Okay, lets say the Air to water temp differential is
64 degrees
2600 gal
103 SF
64 x103x5= 32,960 BTU - so you'd lose about 1.51 degrees an hour (without a cover, so more like 30-40% of that) if the differential was that great, which sounds unlikely.
With 2600 gallons at roughly 8.35 lbs per gallon, it takes about 21,710 btu to heat the water 1 degree.
So with a 125x82% heater, you'd use 102,500 BTU /hour and in perfect conditions net 4.72 degrees increase each hour you ran heater.
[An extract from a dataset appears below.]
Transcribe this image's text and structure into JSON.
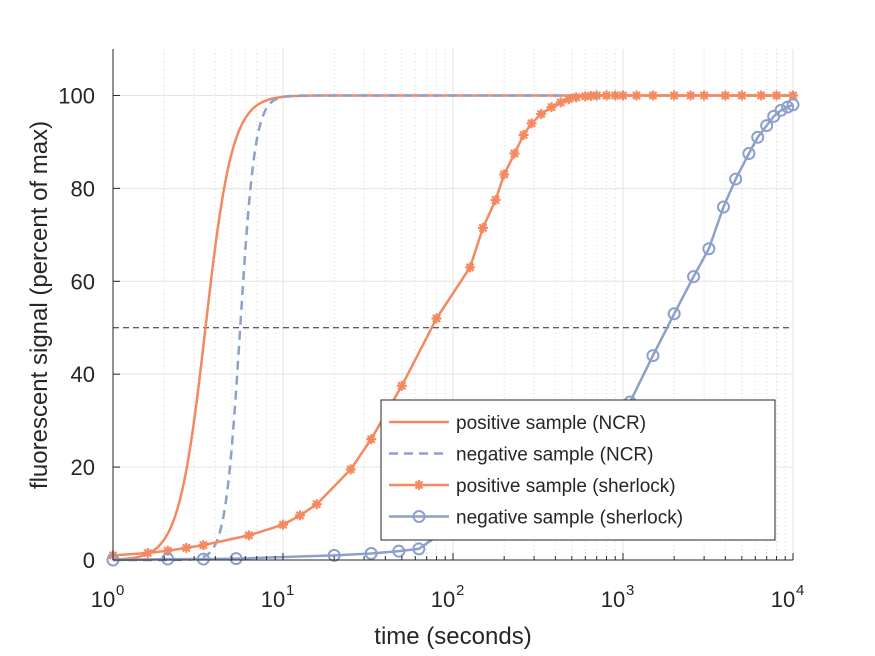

Between the cover AND the greenhouse, im going to guess the most you could actually lose if you kept temp up and ergo pipes and ground hot like i do is about a third of a degree an hour. Your heater can get back at least 4 degrees an hour, then once you've run up to temp and are just doing daily boost heating to overshoot the mark, you'd need to run the heater about 3 hours a day worst case (but covered or all bets are off) to keep the temp up.
So 3 CCF or therms (cause you can only use 1 an hour) would be $1.62 a day or $48.60/month IF you ran it up once to past 90, didn't thermostat, and scheduled your heater on full throttle for 3 hours a day.
I actually doubt you'd even need that much...I thnk you could get it dialed down to under two hours
The trick will be to run up to temp, as the initial heating won't be terribly efficient as its working against the loss, but daytime sun in a green house setting also offsets that. Depending on your water temp, it could take a day or two to get in the 90s, but then monthly maintenance looks pretty cheap...just don't let it drop
For reference on the calcs since I couldn't remember: note to self, remember where you posted this
To calculate rate of loss, I believe you multiply air differential to pool water, multiply by square footage of surface, multiply x5 for BTUs of loss.
So with a 100 degree differential (eg -6) times 600 SF x 5 = 300,000 BTU.
It takes roughly 200,000 BTU (24,000 gallons x 8.35 lb per gallon=204,000 BTU ) to move my water temp 1 degree.
So on a -6 day, notwithstanding the insulating effect of a) the dome itself and b) my solar cover...in theory I would lose roughly half a degree more an hour than I could produce. Ergo, I couldn't keep up (heater is 266k btu x80% efficiency= 212,000 btu/hr max capability). (This also means that I can't really use much more than 2 CCF per hour even if I wanted to.